Ficha técnica

Título: Bajo el nombre de Norma | Autora: Brigitte Burmeister |Editorial: 451 Editores
Traducción del alemán: Valentín Ugarte | ISBN: 978-84-96822-73-3 | PVP: 17.50 EUROS | Páginas: 288.

Bajo el nombre de Norma

451 EDITORES

 

Berlín, verano de 1992. La caída del Muro ha dado lugar a una nueva sociedad a la que los antiguos ciudadanos de la RDA deberán adaptarse. Marianne continúa viviendo en su viejo apartamento del barrio berlinés de Mitte, mientras su marido, Johannes, se ha mudado al Oeste por motivos laborales: una separación física que discurre en paralelo a la separación afectiva, puesto que él sí consigue integrarse a su nuevo entorno. En un intento desesperado por congraciarse con Johannes, llamar la atención y ser aceptada por los nuevos amigos de su marido, Marianne se construye una identidad falsa: en su juventud se vio obligada a actuar como confidente de la Stasi, bajo el nombre de Norma.

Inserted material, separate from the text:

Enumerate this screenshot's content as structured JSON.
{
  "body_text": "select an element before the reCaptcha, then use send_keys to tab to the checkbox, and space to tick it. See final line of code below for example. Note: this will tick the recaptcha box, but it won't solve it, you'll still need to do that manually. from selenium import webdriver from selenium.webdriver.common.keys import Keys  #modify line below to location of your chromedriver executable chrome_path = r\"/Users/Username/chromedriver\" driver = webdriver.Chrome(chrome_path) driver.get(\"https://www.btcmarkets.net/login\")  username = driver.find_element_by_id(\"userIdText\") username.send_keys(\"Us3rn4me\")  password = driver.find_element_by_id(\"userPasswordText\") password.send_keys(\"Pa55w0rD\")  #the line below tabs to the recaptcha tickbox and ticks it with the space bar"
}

Las consecuencias de esta invención en un entorno de menosprecio y rechazo revelarán las verdaderas tensiones en una nueva Alemania construida a la fuerza y al margen de sus ciudadanos.

 

17 de julio

Es un edificio grande, de hace cien años. el barrio donde está enclavado siguió llamándose Mitte («centro»), incluso mucho tiempo después de pasar a ser margen, con la tierra de nadie al fondo, donde silbaban las balas. Un vacío en medio de la ciudad, un lugar de recreo para los conejos, que tras la reaparición del hombre huyeron de allí de vuelta al cercano Tiergarten.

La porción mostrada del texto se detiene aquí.